Defining Your Lighting Aesthetic
As with any lighting design project, you should first address the aesthetic approach that will best suit your target demographic. Be it kitschy or classy, the lighting should suit the mood and add to the ambiance.
In general, lighting considerations should include:
- Lights that work – no missing or non-functioning lights
- Lights should be dimmable and easy to control throughout the day
- Glare from fixtures, walls, or accents should be minimized and/or managed
- Lighting should draw attention to artistic touches
- Food must be brightly lit during the dining experience for the most appeal
- Avoid over-lighting corners, ceilings and floors when they are not designed to be focal points in your space
Lighting upgrades you might consider:
- Branded color matching (now simpler with LEDs)
- Control system for “scene” effortless light management
- Color changing lighting
- Occupancy sensors, daylight controls, demand response control, and other required components for meeting new energy standards
- Lighting should reinforce the theme of the restaurant, help define space, and contribute to the impression of quality
Pro Tip: When planning the lighting design, pay careful attention to the surfaces throughout the space. Are surfaces reflective? Are they in need of any repair? Are they interesting or not so much? Determine what areas should be emphasized, and which need to be minimized. Brighter areas are contrasted with dim areas to help define the space.
Types of Lighting for Restaurants
You can think of lighting in a restaurant as essentially three varieties – ambient light, accent lighting, and featured décor. There are variations, of course, but thinking about them in this fashion gives us a good start. Think of your space being “layered” with light. Ambient sets the baseline, accents provide the contrast, and featured lights are focal points.
Starting with what you might call your lighting baseline, ambient lighting is the light that fills the rest of the space. It’s the light that exists outside of areas that you’d like to draw attention to. This may be the ceiling, if it’s nothing special. Or it might be parts of the walls that are not points of interest. These are generally a recessed light, rail lighting, or your indirect or reflected light from walls, mirrors, or other bright surfaces.
Accent lights are used to call attention to the special touches, architectural elements, art, or other interesting design elements. These lights are brighter, or more intensely focused, than ambient lighting.
Featured LED Lighting Décor
Featured lighting has less to do with lighting the space, and more to do with reinforcing the brand’s design theme. They also add interest to the space in general, drawing the eye and effectively adding to the layers of designed light in the space. These lights can be wall sconces, pendant lights, or a uniquely designed light for the space. Generally, this is one design element that should be well considered and is worth an investment.
So, these are the tools you’ll have to work with when designing your space. When you work with SAVE Electronics, you’ll receive a level of service that you’re probably unaccustomed to in a lighting company. We work with you to help you understand and implement design strategies. We don’t just sell a turnkey low-voltage lighting system – we are a partner in defining your brand lighting strategy.
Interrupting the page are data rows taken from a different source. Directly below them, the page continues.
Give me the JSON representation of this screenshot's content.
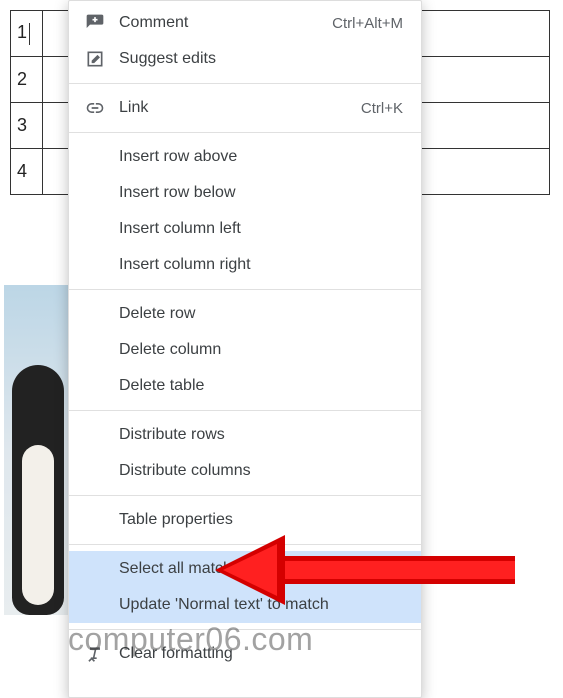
{
  "table": {
    "rows": [
      "1",
      "2",
      "3",
      "4"
    ]
  },
  "menu": {
    "comment": {
      "label": "Comment",
      "shortcut": "Ctrl+Alt+M"
    },
    "suggest": {
      "label": "Suggest edits"
    },
    "link": {
      "label": "Link",
      "shortcut": "Ctrl+K"
    },
    "insert_row_above": "Insert row above",
    "insert_row_below": "Insert row below",
    "insert_col_left": "Insert column left",
    "insert_col_right": "Insert column right",
    "delete_row": "Delete row",
    "delete_col": "Delete column",
    "delete_table": "Delete table",
    "distribute_rows": "Distribute rows",
    "distribute_cols": "Distribute columns",
    "table_properties": "Table properties",
    "select_matching": "Select all matching text",
    "update_normal": "Update 'Normal text' to match",
    "clear_formatting": "Clear formatting"
  },
  "watermark": "computer06.com"
}
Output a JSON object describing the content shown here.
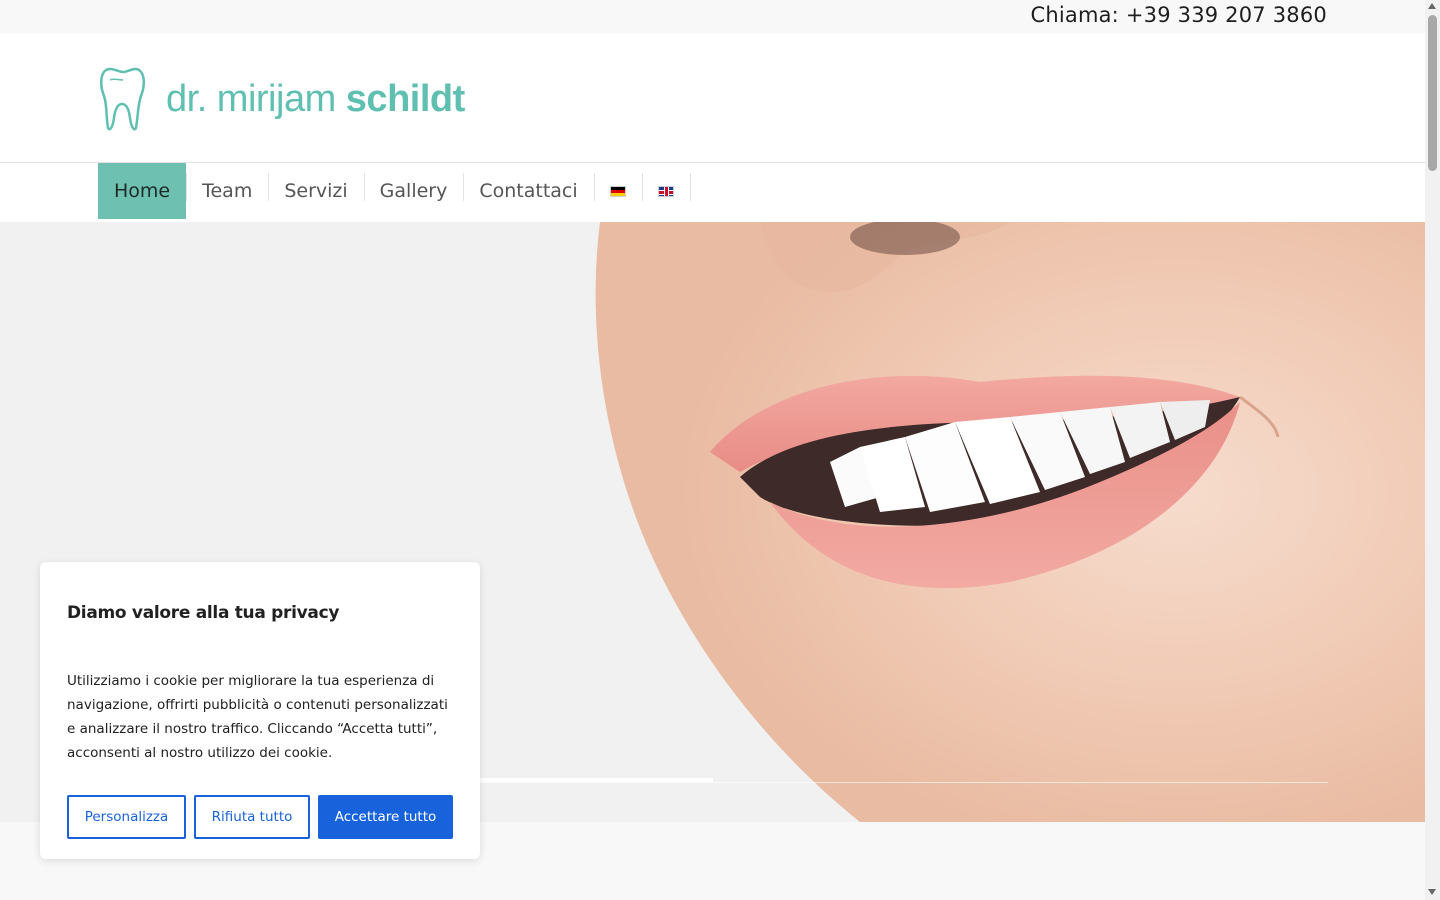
{
  "topbar": {
    "phone_text": "Chiama: +39 339 207 3860"
  },
  "header": {
    "logo_prefix": "dr. mirijam ",
    "logo_bold": "schildt"
  },
  "nav": {
    "items": [
      {
        "label": "Home",
        "active": true
      },
      {
        "label": "Team"
      },
      {
        "label": "Servizi"
      },
      {
        "label": "Gallery"
      },
      {
        "label": "Contattaci"
      }
    ],
    "languages": [
      "german-flag-icon",
      "english-flag-icon"
    ]
  },
  "slider": {
    "progress": 0.5
  },
  "cookie": {
    "title": "Diamo valore alla tua privacy",
    "text": "Utilizziamo i cookie per migliorare la tua esperienza di navigazione, offrirti pubblicità o contenuti personalizzati e analizzare il nostro traffico. Cliccando “Accetta tutti”, acconsenti al nostro utilizzo dei cookie.",
    "customize_label": "Personalizza",
    "reject_label": "Rifiuta tutto",
    "accept_label": "Accettare tutto"
  },
  "colors": {
    "brand": "#5fbfb1",
    "nav_active": "#6ec0b0",
    "cookie_accent": "#1863dc"
  }
}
Pro Tip: If you’re considering switching from an incandescent light to LED, remember that doesn’t mean you have to lose an existing fixture that you feel is identifiable to the brand. In many cases, your existing lighting can be retrofit with a low-voltage LED alternative.
Meeting New Energy Standards
New standards like California’s Title 24 have pretty much made designing your restaurant lighting a necessity. Every watt is counted, every fixture measured, so no more simply bathing the entire space in light. The new standards also require more automation and control. Here are just a few of the new requirements for California in 2014.
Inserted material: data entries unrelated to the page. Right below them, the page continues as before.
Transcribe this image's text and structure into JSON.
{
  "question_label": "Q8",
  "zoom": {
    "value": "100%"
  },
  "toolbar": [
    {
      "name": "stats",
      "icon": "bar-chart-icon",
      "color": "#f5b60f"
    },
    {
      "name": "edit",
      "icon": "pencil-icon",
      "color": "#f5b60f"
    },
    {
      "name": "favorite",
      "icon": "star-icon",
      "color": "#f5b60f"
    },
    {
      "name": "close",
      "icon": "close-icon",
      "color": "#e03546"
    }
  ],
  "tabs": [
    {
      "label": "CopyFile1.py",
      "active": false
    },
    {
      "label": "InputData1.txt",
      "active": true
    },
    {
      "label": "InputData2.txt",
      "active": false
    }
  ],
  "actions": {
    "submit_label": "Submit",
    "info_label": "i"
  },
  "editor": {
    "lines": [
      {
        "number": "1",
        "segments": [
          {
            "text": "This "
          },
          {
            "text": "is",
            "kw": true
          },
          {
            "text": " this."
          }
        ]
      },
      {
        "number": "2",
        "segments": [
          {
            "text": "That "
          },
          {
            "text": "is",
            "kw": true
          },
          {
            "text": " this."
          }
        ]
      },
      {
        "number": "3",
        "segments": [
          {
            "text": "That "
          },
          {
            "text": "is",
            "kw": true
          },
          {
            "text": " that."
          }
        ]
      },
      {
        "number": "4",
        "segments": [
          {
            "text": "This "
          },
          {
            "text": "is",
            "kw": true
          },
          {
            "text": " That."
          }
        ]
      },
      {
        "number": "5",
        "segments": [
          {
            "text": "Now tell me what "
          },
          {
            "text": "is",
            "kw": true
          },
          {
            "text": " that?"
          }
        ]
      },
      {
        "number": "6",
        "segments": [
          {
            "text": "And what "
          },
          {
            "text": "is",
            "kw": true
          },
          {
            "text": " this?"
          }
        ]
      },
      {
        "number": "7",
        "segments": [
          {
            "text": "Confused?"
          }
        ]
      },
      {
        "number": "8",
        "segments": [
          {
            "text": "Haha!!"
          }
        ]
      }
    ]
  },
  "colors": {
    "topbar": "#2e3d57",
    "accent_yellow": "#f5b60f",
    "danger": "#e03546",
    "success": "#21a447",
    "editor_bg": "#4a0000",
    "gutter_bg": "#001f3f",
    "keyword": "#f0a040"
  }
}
- Buildings over 10,000 sq. ft. must have demand response capability
- Must be able to reduce lighting energy use to a level at least 15 percent below the building’s maximum lighting power
- Daylight controls: Photosensor required in daylit spaces over 2500 sq. ft.
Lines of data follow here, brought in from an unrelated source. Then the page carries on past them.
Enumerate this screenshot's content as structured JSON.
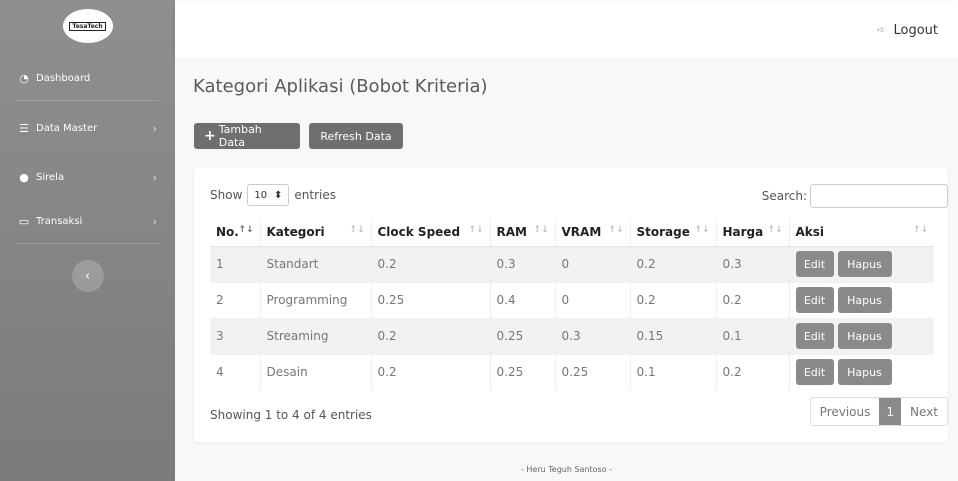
{
  "brand": {
    "logo_text": "TesaTech"
  },
  "sidebar": {
    "items": [
      {
        "label": "Dashboard",
        "has_arrow": false
      },
      {
        "label": "Data Master",
        "has_arrow": true
      },
      {
        "label": "Sirela",
        "has_arrow": true
      },
      {
        "label": "Transaksi",
        "has_arrow": true
      }
    ],
    "arrow": "›",
    "toggle": "‹"
  },
  "topbar": {
    "logout_label": "Logout"
  },
  "page": {
    "title": "Kategori Aplikasi (Bobot Kriteria)",
    "add_button": "Tambah Data",
    "refresh_button": "Refresh Data"
  },
  "table_controls": {
    "show_label": "Show",
    "entries_value": "10",
    "entries_label": "entries",
    "search_label": "Search:",
    "search_value": ""
  },
  "table": {
    "headers": [
      "No.",
      "Kategori",
      "Clock Speed",
      "RAM",
      "VRAM",
      "Storage",
      "Harga",
      "Aksi"
    ],
    "rows": [
      [
        "1",
        "Standart",
        "0.2",
        "0.3",
        "0",
        "0.2",
        "0.3"
      ],
      [
        "2",
        "Programming",
        "0.25",
        "0.4",
        "0",
        "0.2",
        "0.2"
      ],
      [
        "3",
        "Streaming",
        "0.2",
        "0.25",
        "0.3",
        "0.15",
        "0.1"
      ],
      [
        "4",
        "Desain",
        "0.2",
        "0.25",
        "0.25",
        "0.1",
        "0.2"
      ]
    ],
    "edit_label": "Edit",
    "hapus_label": "Hapus"
  },
  "pagination": {
    "info": "Showing 1 to 4 of 4 entries",
    "previous": "Previous",
    "current": "1",
    "next": "Next"
  },
  "footer": {
    "text": "- Heru Teguh Santoso -"
  },
  "colors": {
    "sidebar": "#8a8a8a",
    "button": "#6f6f6f",
    "action": "#8a8a8a"
  }
}
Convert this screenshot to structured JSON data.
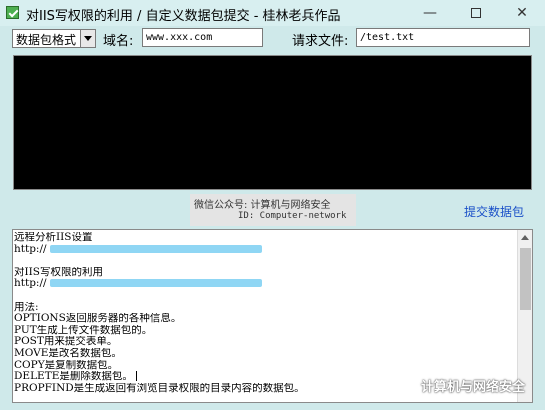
{
  "window": {
    "title": "对IIS写权限的利用 / 自定义数据包提交 - 桂林老兵作品",
    "minimize_glyph": "—",
    "close_glyph": "✕"
  },
  "form": {
    "format_select": "数据包格式",
    "domain_label": "域名:",
    "domain_value": "www.xxx.com",
    "file_label": "请求文件:",
    "file_value": "/test.txt"
  },
  "watermark_top": {
    "line1": "微信公众号: 计算机与网络安全",
    "line2": "ID: Computer-network"
  },
  "submit_label": "提交数据包",
  "log": {
    "lines": [
      "远程分析IIS设置",
      "http://",
      "",
      "对IIS写权限的利用",
      "http://",
      "",
      "用法:",
      "OPTIONS返回服务器的各种信息。",
      "PUT生成上传文件数据包的。",
      "POST用来提交表单。",
      "MOVE是改名数据包。",
      "COPY是复制数据包。",
      "DELETE是删除数据包。",
      "PROPFIND是生成返回有浏览目录权限的目录内容的数据包。"
    ]
  },
  "watermark_bottom": "计算机与网络安全",
  "icons": {
    "app": "app-icon",
    "dropdown": "chevron-down-icon",
    "scroll_up": "scroll-up-icon",
    "wechat": "wechat-icon"
  },
  "colors": {
    "window_bg": "#cfe9ea",
    "link": "#1a50c8",
    "blurred_url": "#8fd6f4"
  }
}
- Photocontrols in all interior daylit spaces with at least 120W of lighting power installed
There are many, many more requirements in the very strict new Title 24 codes. California is typically a trendsetter for these kinds of regulations, so we will be watching and learning from the challenges created by this new law.
Pro Tip: Adding a control system that utilizes low-voltage power distribution has more advantages than just meeting new energy standards. Control systems add great new functions like automated ‘scene’ changes throughout the day, color changing effects, and other tools for ease of management. Addressing native low-voltage LED fixtures with low-voltage power also improves overall efficiency and reduces heat to the fixture, which eliminates premature failure and color degradation in your LEDs.